Today's retail numbers
also show that brakes are being pressed on the economy. Families are de-leveraging and this means saving less as well as spending less. A source at the government-sponsored enterprises (GSEs) told HousingWire
that converting homeowners to tenants under, for example, Fannie Mae
's Deed-for-Lease (D4L) program, is largely failing because these Americans typically can't meet the debt-to-income ratios and credit scores necessary to qualify.
This is a global trend, as trepidation in worldwide economies is growing more and more acute. After all, does anyone really believe that we can spend our way out of the recession? The government will pull back on public spending, to be sure, in order to pay the deficit, whilst at the same time raising taxes. So, it's harder to envision more jobs, more municipal growth, etc.
"Judging by the yield drop in the domestic bond market, many investors also fear the US, and possibly the world, may experience a double-dip recession," said Christopher Sheldon, director of investment strategy at Bank of New York Mellon
. "A reduction in government spending could yield more private sector spending and investment, which would be a welcome development."
Investors, like average Americans, are not assuming the worst. This may sound like bad news, but it's really just the practicality of today's market players. But can you blame them? Where is the proof that the markets are investor-friendly? Perhaps financial reform will ease some of this burden, but that's a discussion for another day.
There are many positives, albeit moreso globally, that show a trend towards strengthening the recovery. The European Parliament is expected to water down the new Basel 3 rules, leaving in place a less-onerous capital-raising regime. EU Member States are now passing resolutions committing to increasing the full-time employment rate to 75% by 2020 with 90% of 15-24 year-olds either in education, training or employment.
In the US, the negative ratings drift is expected to turn around this year as well. A strong earning season is also anticipated. Nonetheless, investors will remain housing light for the next quarter. "We believe that the combination of significant residential home price declines and very low mortgage rates should be enough to improve demand, perhaps in the fall, after the effects from the tax credit expiration diminish," Sheldon said.

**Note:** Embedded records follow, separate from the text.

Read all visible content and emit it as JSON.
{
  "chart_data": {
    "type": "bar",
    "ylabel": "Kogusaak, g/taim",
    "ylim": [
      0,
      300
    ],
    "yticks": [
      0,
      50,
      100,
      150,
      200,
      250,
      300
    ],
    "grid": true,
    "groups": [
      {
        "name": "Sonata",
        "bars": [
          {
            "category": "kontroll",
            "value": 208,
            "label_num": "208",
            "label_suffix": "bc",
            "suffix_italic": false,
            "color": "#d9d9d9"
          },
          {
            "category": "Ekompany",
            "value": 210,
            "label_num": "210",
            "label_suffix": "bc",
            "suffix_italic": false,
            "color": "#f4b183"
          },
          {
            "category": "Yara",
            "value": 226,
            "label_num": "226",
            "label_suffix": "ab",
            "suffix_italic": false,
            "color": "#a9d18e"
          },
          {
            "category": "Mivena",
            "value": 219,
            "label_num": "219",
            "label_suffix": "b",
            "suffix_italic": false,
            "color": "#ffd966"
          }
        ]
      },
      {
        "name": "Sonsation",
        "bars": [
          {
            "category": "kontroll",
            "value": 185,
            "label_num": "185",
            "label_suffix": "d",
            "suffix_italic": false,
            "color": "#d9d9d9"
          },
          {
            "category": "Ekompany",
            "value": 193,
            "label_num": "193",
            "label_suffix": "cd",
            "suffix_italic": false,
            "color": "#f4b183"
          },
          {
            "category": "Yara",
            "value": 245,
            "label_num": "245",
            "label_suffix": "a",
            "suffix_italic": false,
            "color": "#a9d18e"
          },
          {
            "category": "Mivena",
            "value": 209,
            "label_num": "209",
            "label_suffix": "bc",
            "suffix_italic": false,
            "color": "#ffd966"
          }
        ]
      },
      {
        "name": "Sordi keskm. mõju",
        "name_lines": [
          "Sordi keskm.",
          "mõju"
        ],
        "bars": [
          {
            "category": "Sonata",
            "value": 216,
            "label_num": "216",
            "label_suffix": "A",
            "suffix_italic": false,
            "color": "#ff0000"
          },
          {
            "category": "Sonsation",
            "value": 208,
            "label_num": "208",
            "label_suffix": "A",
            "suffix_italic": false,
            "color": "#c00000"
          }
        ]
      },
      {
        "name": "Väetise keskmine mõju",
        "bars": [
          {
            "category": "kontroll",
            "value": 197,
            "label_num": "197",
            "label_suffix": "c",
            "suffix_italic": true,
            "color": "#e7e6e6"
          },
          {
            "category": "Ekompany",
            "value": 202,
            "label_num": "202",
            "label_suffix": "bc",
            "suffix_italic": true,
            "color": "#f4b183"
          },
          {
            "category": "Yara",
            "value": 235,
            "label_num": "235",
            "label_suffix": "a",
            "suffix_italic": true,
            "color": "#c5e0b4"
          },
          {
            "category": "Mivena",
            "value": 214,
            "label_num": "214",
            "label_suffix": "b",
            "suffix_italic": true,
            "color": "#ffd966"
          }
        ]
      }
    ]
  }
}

In the Asset-Backed Commercial Paper space, years of bad news is also reversing. Credit Suisse
found last week that most of the investor interest remained in the overnight to 3-month maturity range and the yield pickup remained fairly substantial for investors that were willing to move further out on the curve.
For credit analyst Jean-David Cirotteau at Société Générale
, investment opportunity outlook falls into two categories. "The first is that generally speaking markets are cheap -- take for example equity markets, with private equity at low historical levels -- and offer a good buying opportunity," he said. "The second is that a double-dip recession is looming and due to the negative outlook this is not the right moment to invest."
In short, no one is willing to go out on a limb, especially with economists rarely in total agreement and saying "Invest now."
So it remains to be seen exactly how involved investors will get into the equity and housing markets. Until we know, the space will remain as lukewarm as the retail spending pool. But without continued government support, and with Americans unable to bail out the economy on their own, private-sector spending will not be coming to the rescue.